Retrato a lápiz de mi hija Jimena

Retrato a lápiz de mi hija Jimena

Con este otro cuadro la técnica cambia radicalmente y utilizo el grafito puro. Unas barras de grafito puro que se utiliza para la realización del lapicero pero que es únicamente grafito muy manejable para dibujar este tipo de retratos. Se trata de un retrato de mi hija del invierno pasado en la que aparece mirando de frente. Tenía ganas de realizar dos dibujos a lápiz de mis hijos de modo que primero empecé por mi hija mayor y continué con el pequeño. Pequeños y finos trazos se unen entre sí creando una especie de tela de araña de pequeños trazos que forman el dibujo cuando nos alejamos utilizando también un difumino para aplicar alguna sombra.

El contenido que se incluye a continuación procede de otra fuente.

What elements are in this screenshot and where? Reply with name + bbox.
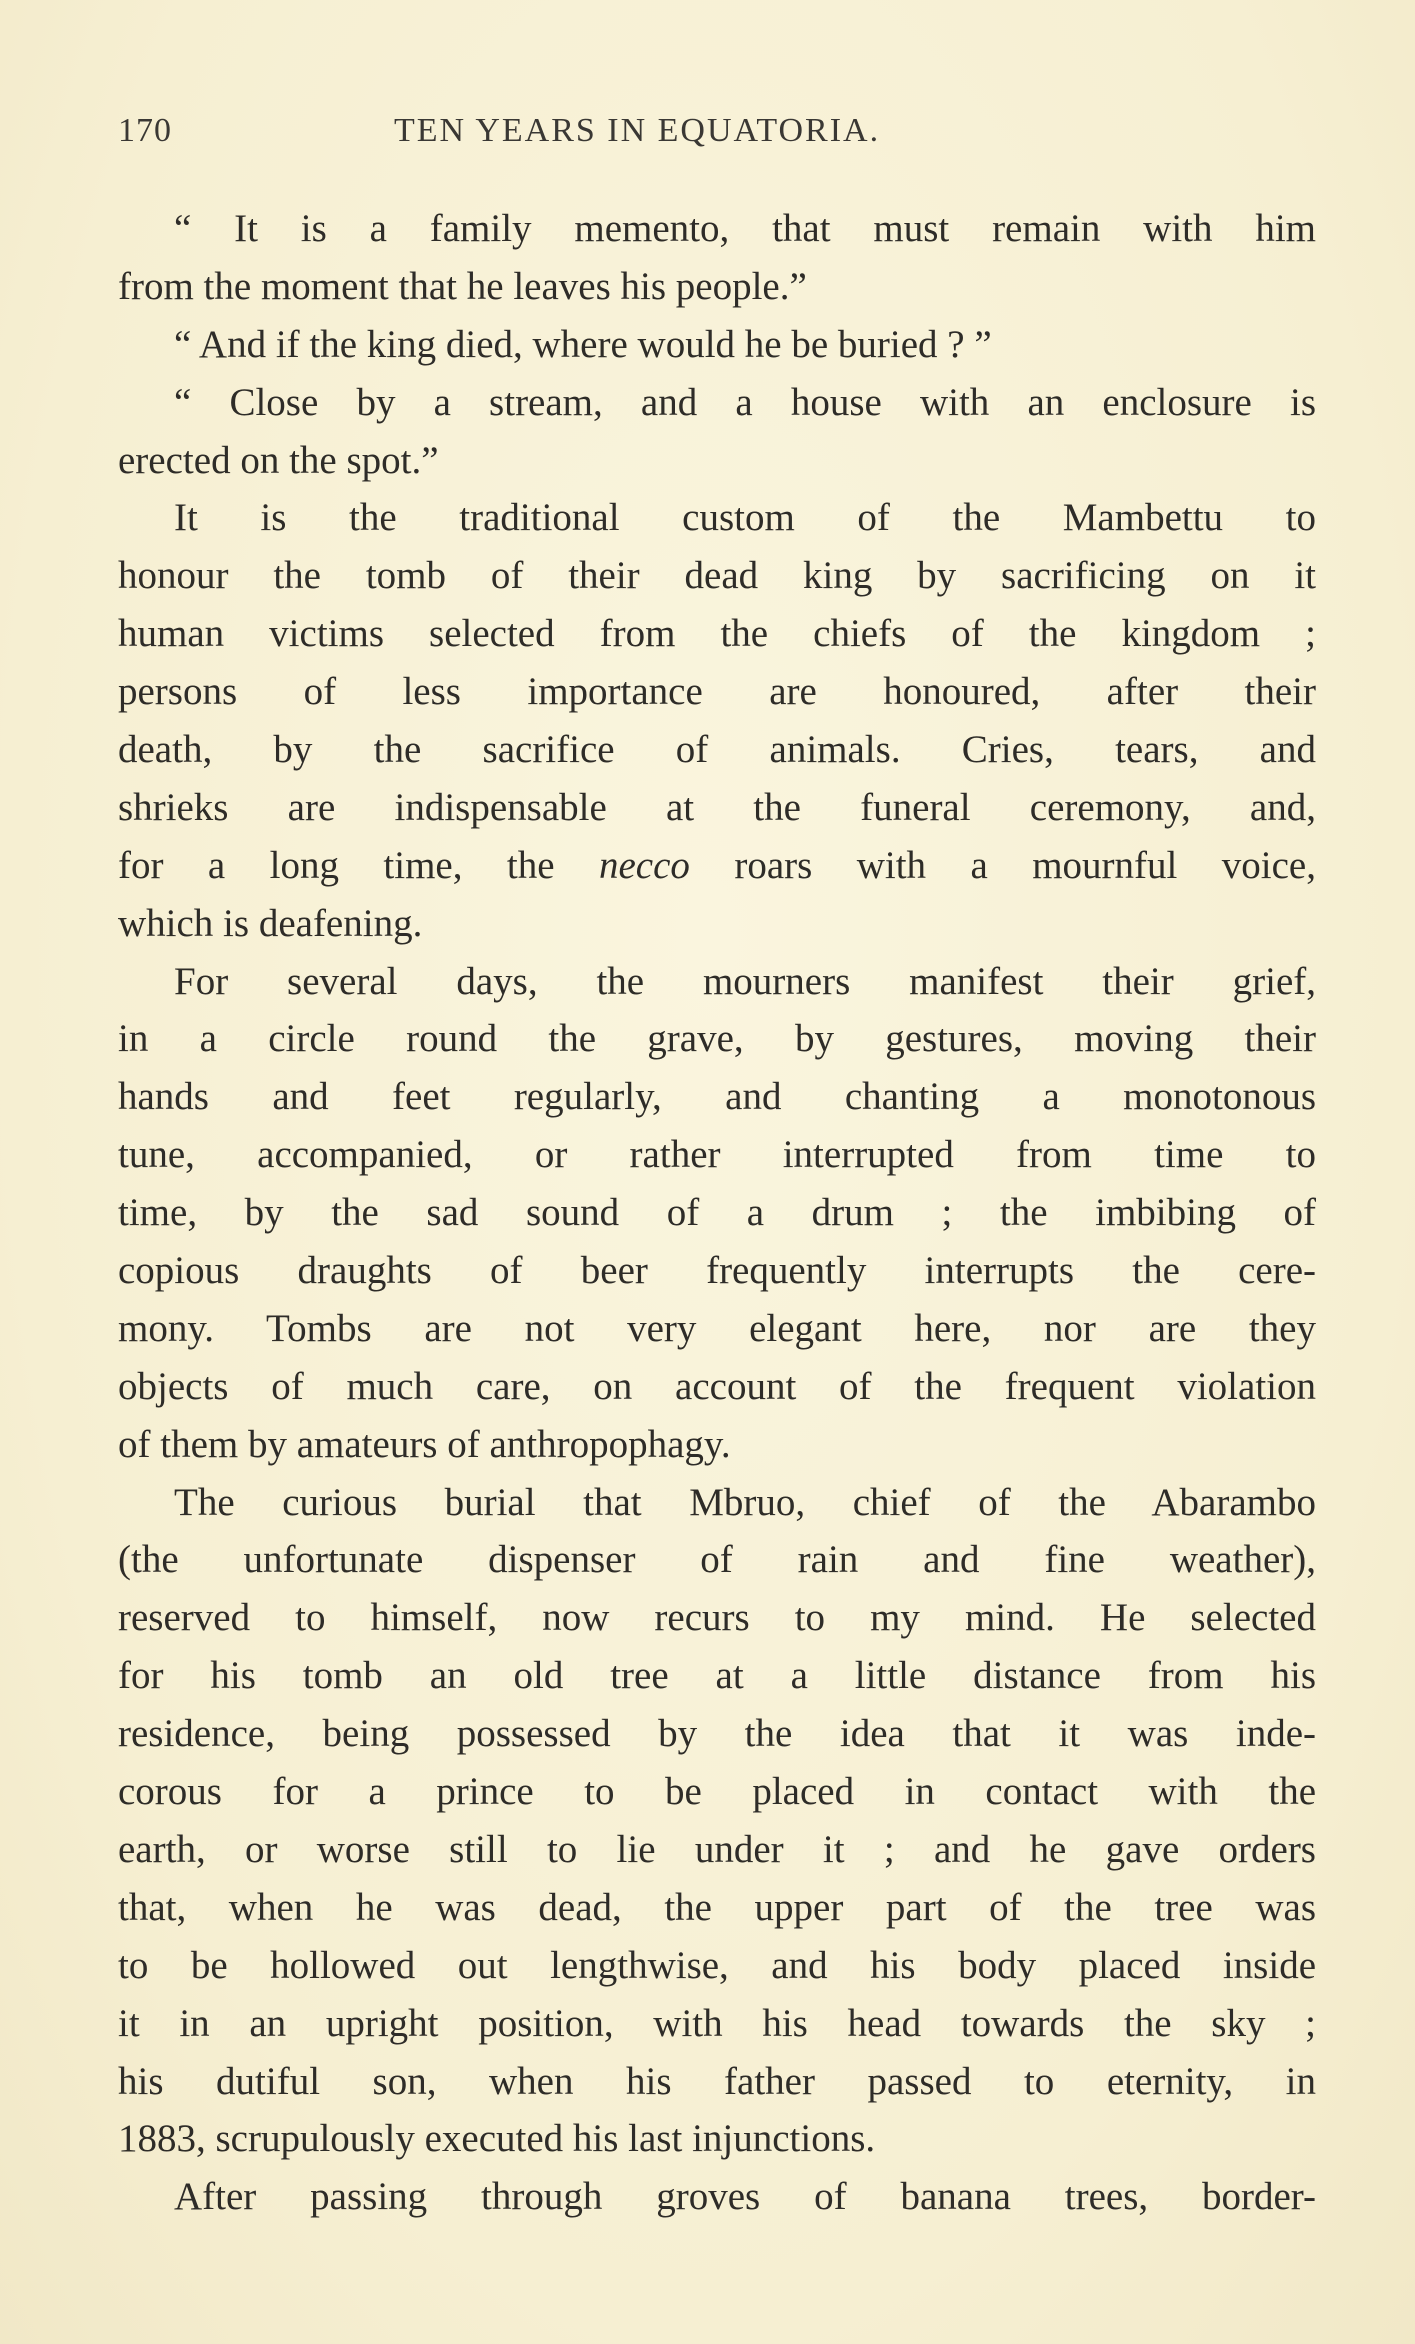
text-line: tune, accompanied, or rather interrupted from time to: [118, 1133, 1316, 1177]
text-line: honour the tomb of their dead king by sacrificing on it: [118, 554, 1316, 598]
text-line: from the moment that he leaves his people.”: [118, 264, 807, 308]
text-line: in a circle round the grave, by gestures, moving their: [118, 1017, 1316, 1061]
text-line: “ It is a family memento, that must remain with him: [174, 207, 1316, 250]
text-line: corous for a prince to be placed in contact with the: [118, 1770, 1316, 1814]
text-line: mony. Tombs are not very elegant here, nor are they: [118, 1306, 1316, 1350]
text-line: human victims selected from the chiefs of the kingdom ;: [118, 612, 1316, 656]
text-line: After passing through groves of banana trees, border-: [174, 2175, 1316, 2219]
text-line: reserved to himself, now recurs to my mind. He selected: [118, 1596, 1316, 1640]
text-line: his dutiful son, when his father passed to eternity, in: [118, 2059, 1316, 2103]
text-line: For several days, the mourners manifest their grief,: [174, 959, 1316, 1003]
text-line: that, when he was dead, the upper part of the tree was: [118, 1885, 1316, 1929]
text-line: “ And if the king died, where would he be buried ? ”: [174, 322, 992, 366]
text-line: death, by the sacrifice of animals. Cries, tears, and: [118, 728, 1316, 772]
text-segment: for a long time, the: [118, 843, 599, 887]
text-line: [118, 837, 1316, 895]
text-line: The curious burial that Mbruo, chief of the Abarambo: [174, 1480, 1316, 1524]
text-line: (the unfortunate dispenser of rain and fine weather),: [118, 1538, 1316, 1582]
text-line: of them by amateurs of anthropophagy.: [118, 1422, 731, 1466]
body-text: [118, 200, 1316, 2226]
text-line: earth, or worse still to lie under it ; and he gave orders: [118, 1827, 1316, 1871]
text-line: “ Close by a stream, and a house with an enclosure is: [174, 380, 1316, 424]
text-segment: roars with a mournful voice,: [689, 843, 1316, 887]
italic-word: necco: [598, 843, 690, 887]
text-line: residence, being possessed by the idea that it was inde-: [118, 1712, 1316, 1756]
text-line: It is the traditional custom of the Mambettu to: [174, 496, 1316, 540]
text-line: objects of much care, on account of the frequent violation: [118, 1364, 1316, 1408]
text-line: shrieks are indispensable at the funeral ceremony, and,: [118, 785, 1316, 829]
text-line: it in an upright position, with his head towards the sky ;: [118, 2001, 1316, 2045]
text-line: erected on the spot.”: [118, 438, 439, 482]
text-line: hands and feet regularly, and chanting a monotonous: [118, 1075, 1316, 1119]
text-line: copious draughts of beer frequently interrupts the cere-: [118, 1249, 1316, 1293]
running-head: [118, 112, 1318, 162]
text-line: which is deafening.: [118, 901, 423, 945]
text-line: persons of less importance are honoured, after their: [118, 670, 1316, 714]
text-line: for his tomb an old tree at a little distance from his: [118, 1654, 1316, 1698]
text-line: 1883, scrupulously executed his last injunctions.: [118, 2117, 876, 2161]
page-number: 170: [118, 112, 172, 149]
running-title: TEN YEARS IN EQUATORIA.: [394, 112, 881, 149]
text-line: time, by the sad sound of a drum ; the imbibing of: [118, 1191, 1316, 1235]
text-line: to be hollowed out lengthwise, and his body placed inside: [118, 1943, 1316, 1987]
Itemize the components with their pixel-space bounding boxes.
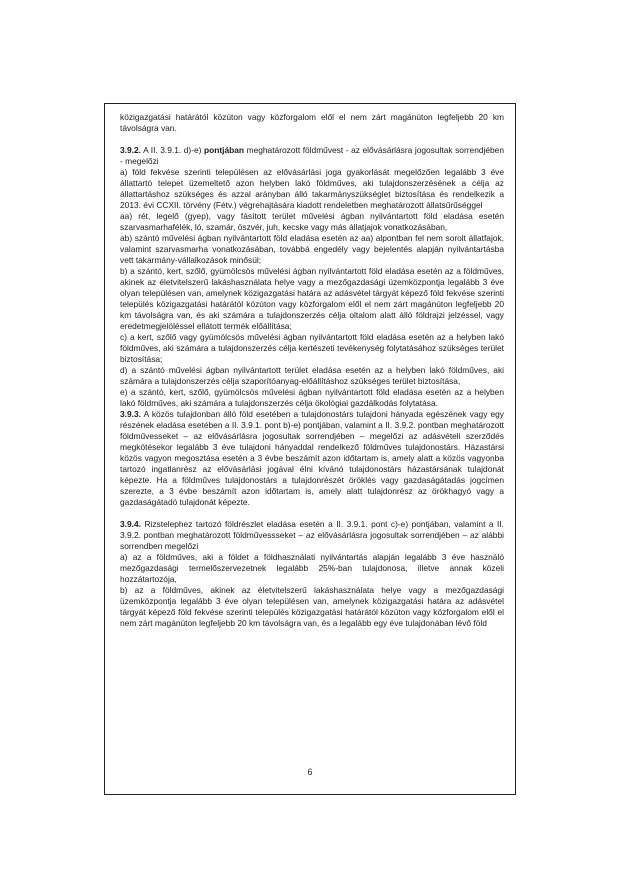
section-text: Rizstelephez tartozó földrészlet eladása esetén a II. 3.9.1. pont c)-e) pontjában, valamint a II. 3.9.2. pontban meghatározott földművessseket – az elővásárlásra jogosultak sorrendjében – az alábbi sorrendben megelőzi	[120, 519, 504, 551]
section-number: 3.9.3.	[120, 409, 141, 419]
section-3-9-2-heading	[120, 145, 504, 167]
list-item: b) a szántó, kert, szőlő, gyümölcsös művelési ágban nyilvántartott föld eladása esetén az a földműves, akinek az életvitelszerű lakáshasználata helye vagy a mezőgazdasági üzemközpontja legalább 3 éve olyan településen van, amelynek közigazgatási határa az adásvétel tárgyát képező föld fekvése szerinti település közigazgatási határától közúton vagy közforgalom elől el nem zárt magánúton legfeljebb 20 km távolságra van, és aki számára a tulajdonszerzés célja oltalom alatt álló földrajzi jelzéssel, vagy eredetmegjelöléssel ellátott termék előállítása;	[120, 266, 504, 331]
list-item: ab) szántó művelési ágban nyilvántartott föld eladása esetén az aa) alpontban fel nem sorolt állatfajok, valamint szarvasmarha vonatkozásában, továbbá engedély vagy bejelentés alapján nyilvántartásba vett takarmány-vállalkozások minősül;	[120, 233, 504, 265]
section-number: 3.9.2.	[120, 145, 141, 155]
list-item: b) az a földműves, akinek az életvitelszerű lakáshasználata helye vagy a mezőgazdasági üzemközpontja legalább 3 éve olyan településen van, amelynek közigazgatási határa az adásvétel tárgyát képező föld fekvése szerinti település közigazgatási határától közúton vagy közforgalom elől el nem zárt magánúton legfeljebb 20 km távolságra van, és a legalább egy éve tulajdonában lévő föld	[120, 585, 504, 628]
list-item: d) a szántó művelési ágban nyilvántartott terület eladása esetén az a helyben lakó földműves, aki számára a tulajdonszerzés célja szaporítóanyag-előállításhoz szükséges terület biztosítása,	[120, 365, 504, 386]
section-lead: A II. 3.9.1. d)-e)	[143, 145, 202, 155]
spacer	[120, 508, 504, 519]
list-item: a) az a földműves, aki a földet a földhasználati nyilvántartás alapján legalább 3 éve használó mezőgazdasági termelőszervezetnek legalább 25%-ban tulajdonosa, illetve annak közeli hozzátartozója,	[120, 552, 504, 584]
intro-paragraph: közigazgatási határától közúton vagy közforgalom elől el nem zárt magánúton legfeljebb 20 km távolságra van.	[120, 112, 504, 133]
list-item: aa) rét, legelő (gyep), vagy fásított terület művelési ágban nyilvántartott föld eladása esetén szarvasmarhafélék, ló, szamár, öszvér, juh, kecske vagy más állatjajok vonatkozásában,	[120, 211, 504, 232]
section-3-9-3	[120, 409, 504, 508]
section-3-9-4	[120, 519, 504, 552]
section-text: A közös tulajdonban álló föld esetében a tulajdonostárs tulajdoni hányada egészének vagy egy részének eladása esetében a II. 3.9.1. pont b)-e) pontjában, valamint a II. 3.9.2. pontban meghatározott földművesseket – az elővásárlásra jogosultak sorrendjében – megelőzi az adásvételi szerződés megkötésekor legalább 3 éve tulajdoni hányaddal rendelkező földműves tulajdonostárs. Házastársi közös vagyon megosztása esetén a 3 évbe beszámít azon időtartam is, amely alatt a közös vagyonba tartozó ingatlanrész az elővásárlási jogával élni kívánó tulajdonostárs házastársának tulajdonát képezte. Ha a földműves tulajdonostárs a tulajdonrészét öröklés vagy gazdaságátadás jogcímen szerezte, a 3 évbe beszámít azon időtartam is, amely alatt tulajdonrész az örökhagyó vagy a gazdaságátadó tulajdonát képezte.	[120, 409, 504, 507]
page-number: 6	[307, 767, 313, 777]
list-item: e) a szántó, kert, szőlő, gyümölcsös művelési ágban nyilvántartott föld eladása esetén az a helyben lakó földműves, aki számára a tulajdonszerzés célja ökológiai gazdálkodás folytatása.	[120, 387, 504, 408]
section-bold-word: pontjában	[204, 145, 245, 155]
list-item: c) a kert, szőlő vagy gyümölcsös művelési ágban nyilvántartott föld eladása esetén az a helyben lakó földműves, aki számára a tulajdonszerzés célja kertészeti tevékenység folytatásához szükséges terület biztosítása;	[120, 332, 504, 364]
spacer	[120, 134, 504, 145]
document-body	[120, 112, 504, 629]
section-number: 3.9.4.	[120, 519, 141, 529]
section-rest: meghatározott földművest - az elővásárlásra jogosultak sorrendjében - megelőzi	[120, 145, 504, 166]
list-item: a) föld fekvése szerinti településen az elővásárlási joga gyakorlását megelőzően legalább 3 éve állattartó telepet üzemeltető azon helyben lakó földműves, aki tulajdonszerzésének a célja az állattartáshoz szükséges és azzal arányban álló takarmányszükséglet biztosítása és rendelkezik a 2013. évi CCXII. törvény (Fétv.) végrehajtására kiadott rendeletben meghatározott állatsűrűséggel	[120, 167, 504, 210]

Retrato de mi hijo Alonso a lápiz

Retrato de mi hijo Alonso a lápiz

Por último el retrato a lápiz de mi hijo pequeño en el que aparece ligeramente sonriendo y mirando hacia arriba. Estos dos retratos están basados en fotografías previamente seleccionadas al igual que los retratos a color anteriores. En el caso de este último la técnica utilizada es lápiz de grafito y los trazos son más puros no utilizando el difumino y creando los contrastes con el propio lápiz. Ambos dibujos los he realizado con la intención de pintar de cada uno dos cuadros al óleo que una vez termine añadiré aquí para que se pueda ver el resultado final. Como dije al principio lo que destaca de estas cuatro obras es la mirada tan especial que conservan los niños.